Когда-то в давность баллада была одной из главных форм рассказов об определенных событий или известных людей. Даже о некоторых исторических фактах мы можем узнать лишь из баллад, народных дум или других подобных произведений. Самое прошлое живое в них. Но и позднее поэты старались воссоздавать дух давности, обращаясь к старинным поэтическим формам. Так возникшая литературная баллада. Одной из известнейших литературных баллад есть «Песня о вещем Олеге» известного русского поэта Александра Пушкина, в которой рассказывается о гибели князя Киевской Руси Олеге, которой предшествовало пророчество волшебника.

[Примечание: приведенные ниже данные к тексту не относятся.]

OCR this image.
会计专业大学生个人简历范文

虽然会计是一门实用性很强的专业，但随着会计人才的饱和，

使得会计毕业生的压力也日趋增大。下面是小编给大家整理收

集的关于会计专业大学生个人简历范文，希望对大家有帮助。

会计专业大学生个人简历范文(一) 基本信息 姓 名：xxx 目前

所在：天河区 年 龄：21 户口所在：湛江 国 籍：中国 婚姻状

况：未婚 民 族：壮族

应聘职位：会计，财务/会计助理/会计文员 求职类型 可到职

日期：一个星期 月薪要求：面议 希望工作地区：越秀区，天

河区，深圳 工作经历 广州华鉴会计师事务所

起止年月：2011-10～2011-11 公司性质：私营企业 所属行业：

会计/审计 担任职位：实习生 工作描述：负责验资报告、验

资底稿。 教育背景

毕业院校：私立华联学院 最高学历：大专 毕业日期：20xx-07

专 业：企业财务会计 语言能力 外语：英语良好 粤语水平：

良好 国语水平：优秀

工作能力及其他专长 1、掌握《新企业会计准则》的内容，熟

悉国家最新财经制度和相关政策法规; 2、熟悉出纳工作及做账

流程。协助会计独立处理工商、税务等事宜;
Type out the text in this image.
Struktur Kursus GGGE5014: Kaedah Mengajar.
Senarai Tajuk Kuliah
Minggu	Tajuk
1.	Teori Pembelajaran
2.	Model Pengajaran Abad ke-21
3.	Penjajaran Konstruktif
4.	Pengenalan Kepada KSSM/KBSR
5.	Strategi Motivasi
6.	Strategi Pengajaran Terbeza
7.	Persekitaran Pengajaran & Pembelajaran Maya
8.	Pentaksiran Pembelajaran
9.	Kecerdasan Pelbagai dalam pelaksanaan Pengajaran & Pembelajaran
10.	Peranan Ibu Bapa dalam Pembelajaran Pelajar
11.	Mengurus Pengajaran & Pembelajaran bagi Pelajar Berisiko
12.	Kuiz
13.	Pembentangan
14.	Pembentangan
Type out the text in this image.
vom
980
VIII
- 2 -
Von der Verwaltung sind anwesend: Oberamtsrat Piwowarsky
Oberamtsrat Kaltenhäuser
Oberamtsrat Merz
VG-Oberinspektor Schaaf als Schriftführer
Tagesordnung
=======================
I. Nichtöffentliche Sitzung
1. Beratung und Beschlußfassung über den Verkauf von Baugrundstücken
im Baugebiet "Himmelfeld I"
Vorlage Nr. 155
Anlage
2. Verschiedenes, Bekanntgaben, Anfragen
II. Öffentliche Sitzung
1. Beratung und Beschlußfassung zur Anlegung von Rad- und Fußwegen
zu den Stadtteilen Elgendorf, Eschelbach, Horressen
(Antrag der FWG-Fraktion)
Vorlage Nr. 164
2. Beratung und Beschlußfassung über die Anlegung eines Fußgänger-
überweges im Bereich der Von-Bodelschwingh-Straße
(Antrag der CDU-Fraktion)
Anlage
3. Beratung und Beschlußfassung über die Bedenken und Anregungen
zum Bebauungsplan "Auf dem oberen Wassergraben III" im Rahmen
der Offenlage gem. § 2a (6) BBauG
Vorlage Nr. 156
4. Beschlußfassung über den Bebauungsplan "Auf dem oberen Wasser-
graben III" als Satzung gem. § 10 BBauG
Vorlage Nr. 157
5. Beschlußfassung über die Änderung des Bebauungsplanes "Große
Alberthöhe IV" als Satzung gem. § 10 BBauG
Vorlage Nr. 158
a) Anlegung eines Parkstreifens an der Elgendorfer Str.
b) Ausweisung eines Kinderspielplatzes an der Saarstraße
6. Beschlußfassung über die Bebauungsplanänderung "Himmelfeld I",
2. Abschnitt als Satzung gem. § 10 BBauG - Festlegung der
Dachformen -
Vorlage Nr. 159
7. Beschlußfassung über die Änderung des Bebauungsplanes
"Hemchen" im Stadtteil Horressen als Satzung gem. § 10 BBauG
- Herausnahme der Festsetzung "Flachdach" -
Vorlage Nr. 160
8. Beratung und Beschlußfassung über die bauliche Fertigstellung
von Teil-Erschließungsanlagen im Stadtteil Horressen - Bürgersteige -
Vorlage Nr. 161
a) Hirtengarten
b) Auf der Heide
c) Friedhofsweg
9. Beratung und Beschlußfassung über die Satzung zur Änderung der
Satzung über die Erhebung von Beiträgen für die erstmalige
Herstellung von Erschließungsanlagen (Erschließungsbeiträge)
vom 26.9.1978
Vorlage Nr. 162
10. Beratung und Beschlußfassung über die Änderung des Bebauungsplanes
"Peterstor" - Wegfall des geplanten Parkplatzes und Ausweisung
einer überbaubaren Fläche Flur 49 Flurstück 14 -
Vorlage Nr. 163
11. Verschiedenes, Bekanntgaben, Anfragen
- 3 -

Баллада написана образным, поэтическим языком, благодаря которому можно не только увидеть картины событий прошлого, а и справиться о ценностях и характере эпохи.
Повесть А. С. Пушкина «Метель» входит в цикл «повестей Белкина», написанного во время расцвета творчества этого выдающегося русского писателя - в знаменитую Болдинскую осень. А. С. Пушкина известный всему миру прежде всего как поет. «Метель» и другие повести цикла доказывают, что он вместе с тем есть и талантливым прозаиком, но не удивительно, что в его прозе ощущается много от поэзии. Можно еще сказать - от песни. Вообще на слова его стихи написаны много романсов и песен. В повести «Метель» с самого начала ощущается родственное с музыкантом расположение духа. Не случайно А. С. Пушкина поместил как эпиграф стихи другого известного русского поэта - Жуковского, который тоже был автором текстов многих романсов.
Общий очерк онегинской топографии также существует. Это «Комментарий», написанный Ю.М. Лотманом, где говорится о том, «сколь значительное место в романе занимает окружающее героев пространство, которое является одновременно и географически точным и несет метафорические признаки их культурной, идеологической, этической характеристики». Жанр комментария позволяет автору, кратко остановившись на принципах изображения Пушкиным пространства в «Онегине», показать, как обрисованы Петербург, Москва и помещичья усадьба. Пространство «Онегина» со стороны эмпирии дано поэтому хотя и подробно, но выборочно, а метафорические и иные его признаки не подлежат ведомству комментария. Попробуем кратко восполнить то и другое. Сначала о том, как мы переживаем реальное пространство «Онегина» в целом, а затем его географические черты.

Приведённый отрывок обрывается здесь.